High-potential growth stocks can pull the weight of your investment portfolio, driving stronger price appreciation. Here are a couple of growth stocks from different industries that are top holdings in the iShares Canadian Growth Index ETF.
The two growth stocks have outperformed the market in the long run. Below is a chart showing how an initial $10,000 investment has grown in the stocks and the Canadian stock market over the last 10 years.
WCN, BAM.A, and XIU Total Return Level data by YCharts
Waste Connections
I’ve hardly written about Waste Connections (TSX:WCN), if at all, because every time I look at it, it always seems to be expensive. This time, it’s trading at a high valuation — about 38 times its blended earnings. There must be a reason why it always commands a premium valuation.
Waste Connections is an integrated solid waste services company. Its operations include non-hazardous waste collection, transfer and disposal services, and resource recovery via recycling and renewable fuels generation. Since it provides these essential services to a diversified client base, including residential, commercial, and industrial customers across 43 states in the U.S. and six provinces in Canada, its earnings have been stable and growing over time.
Year to date, it increased its revenues and operating income by approximately 18%. Its adjusted earnings per share is anticipated to rise about 24% this year. For its growth potential, analysts believe the investment-grade BBB+ credit rating company is fairly valued at $190 and change per share. WCN stock is also a Canadian Dividend Aristocrat with a 10-year dividend-growth rate of 14.9%.
Brookfield Asset Management
Brookfield Asset Management (TSX:BAM.A) is a leading global alternative asset manager with more than US$750 billion of assets under management (AUM) across real estate, infrastructure, renewable power and transition, private equity and credit.

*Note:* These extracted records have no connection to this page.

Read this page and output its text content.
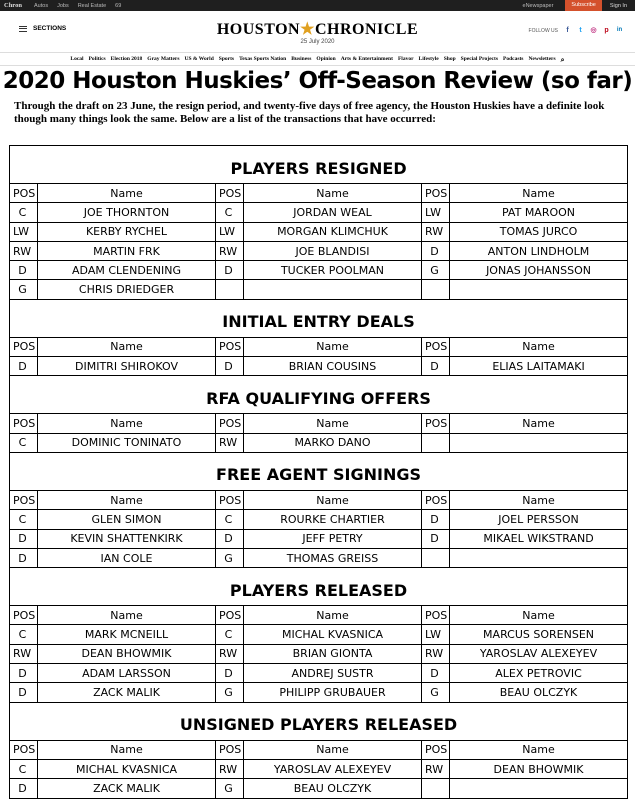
Chron Autos Jobs Real Estate 69	eNewspaper	Subscribe	Sign In
SECTIONS	HOUSTON★CHRONICLE
25 July 2020
FOLLOW US	f	t	◎ p in
Local Politics Election 2018 Gray Matters US & World Sports Texas Sports Nation Business Opinion Arts & Entertainment Flavor Lifestyle Shop Special Projects Podcasts Newsletters ⌕
2020 Houston Huskies’ Off-Season Review (so far)

Through the draft on 23 June, the resign period, and twenty-five days of free agency, the Houston Huskies have a definite look though many things look the same. Below are a list of the transactions that have occurred:

PLAYERS RESIGNED					
POS	Name	POS	Name	POS	Name
C	JOE THORNTON	C	JORDAN WEAL	LW	PAT MAROON
LW	KERBY RYCHEL	LW	MORGAN KLIMCHUK	RW	TOMAS JURCO
RW	MARTIN FRK	RW	JOE BLANDISI	D	ANTON LINDHOLM
D	ADAM CLENDENING	D	TUCKER POOLMAN	G	JONAS JOHANSSON
G	CHRIS DRIEDGER				
INITIAL ENTRY DEALS					
POS	Name	POS	Name	POS	Name
D	DIMITRI SHIROKOV	D	BRIAN COUSINS	D	ELIAS LAITAMAKI
RFA QUALIFYING OFFERS					
POS	Name	POS	Name	POS	Name
C	DOMINIC TONINATO	RW	MARKO DANO		
FREE AGENT SIGNINGS					
POS	Name	POS	Name	POS	Name
C	GLEN SIMON	C	ROURKE CHARTIER	D	JOEL PERSSON
D	KEVIN SHATTENKIRK	D	JEFF PETRY	D	MIKAEL WIKSTRAND
D	IAN COLE	G	THOMAS GREISS		
PLAYERS RELEASED					
POS	Name	POS	Name	POS	Name
C	MARK MCNEILL	C	MICHAL KVASNICA	LW	MARCUS SORENSEN
RW	DEAN BHOWMIK	RW	BRIAN GIONTA	RW	YAROSLAV ALEXEYEV
D	ADAM LARSSON	D	ANDREJ SUSTR	D	ALEX PETROVIC
D	ZACK MALIK	G	PHILIPP GRUBAUER	G	BEAU OLCZYK
UNSIGNED PLAYERS RELEASED					
POS	Name	POS	Name	POS	Name
C	MICHAL KVASNICA	RW	YAROSLAV ALEXEYEV	RW	DEAN BHOWMIK
D	ZACK MALIK	G	BEAU OLCZYK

It was first an owner and operator of its long-life, cash-cow assets before managing assets for other investors and earning management fees and often performance fees.
For reference, its five-year distributable earnings per share increased by 29% per year. Its fee-related earnings before performance fees also increased by 23% per year in the period. Similarly, it increased its AUM by 25% per year in the period.

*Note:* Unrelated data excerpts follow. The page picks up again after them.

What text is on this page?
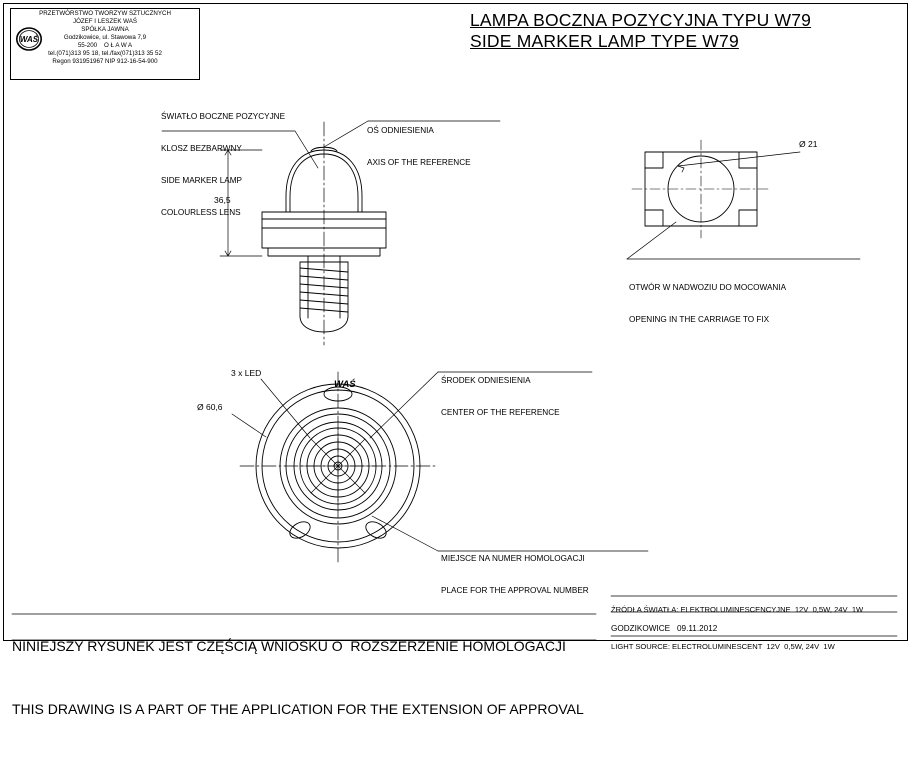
PRZETWÓRSTWO TWORZYW SZTUCZNYCH
JÓZEF I LESZEK WAŚ
SPÓŁKA JAWNA
Godzikowice, ul. Stawowa 7,9
55-200    O Ł A W A
tel.(071)313 95 18, tel./fax(071)313 35 52
Regon 931951967 NIP 912-16-54-900
WAŚ
LAMPA BOCZNA POZYCYJNA TYPU W79
SIDE MARKER LAMP TYPE W79

ŚWIATŁO BOCZNE POZYCYJNE

KLOSZ BEZBARWNY

SIDE MARKER LAMP

COLOURLESS LENS

OŚ ODNIESIENIA

AXIS OF THE REFERENCE

OTWÓR W NADWOZIU DO MOCOWANIA

OPENING IN THE CARRIAGE TO FIX

3 x LED

ŚRODEK ODNIESIENIA

CENTER OF THE REFERENCE

MIEJSCE NA NUMER HOMOLOGACJI

PLACE FOR THE APPROVAL NUMBER

Ø 60,6
Ø 21
WAŚ
36,5

NINIEJSZY RYSUNEK JEST CZĘŚCIĄ WNIOSKU O  ROZSZERZENIE HOMOLOGACJI

THIS DRAWING IS A PART OF THE APPLICATION FOR THE EXTENSION OF APPROVAL

ŹRÓDŁA ŚWIATŁA: ELEKTROLUMINESCENCYJNE  12V  0,5W, 24V  1W

LIGHT SOURCE: ELECTROLUMINESCENT  12V  0,5W, 24V  1W

GODZIKOWICE   09.11.2012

The correction of 20% in the growth stock year to date is a good opportunity to buy. Analysts believe the large-cap growth stock is discounted by about 23%.
Notably, in early December, the company will be split into two — Brookfield Corporation under the ticker TSX:BN and Brookfield Asset Management under the ticker TSX:BAM.
The split will provide greater flexibility for both companies. Some investors may decide to dump their smaller positions in Brookfield Asset Management. If a selloff does occur after the split, investors should consider buying, as BAM stock will be a cash cow with a higher dividend yield than BAM.A.
The Foolish investor takeaway
Waste Connections and Brookfield Asset Management offer long-term growth potential given their track record of execution and delivery of market-beating returns. If you have an extra $5,000 right now, you can split it equally between the two stocks to start building long-term positions.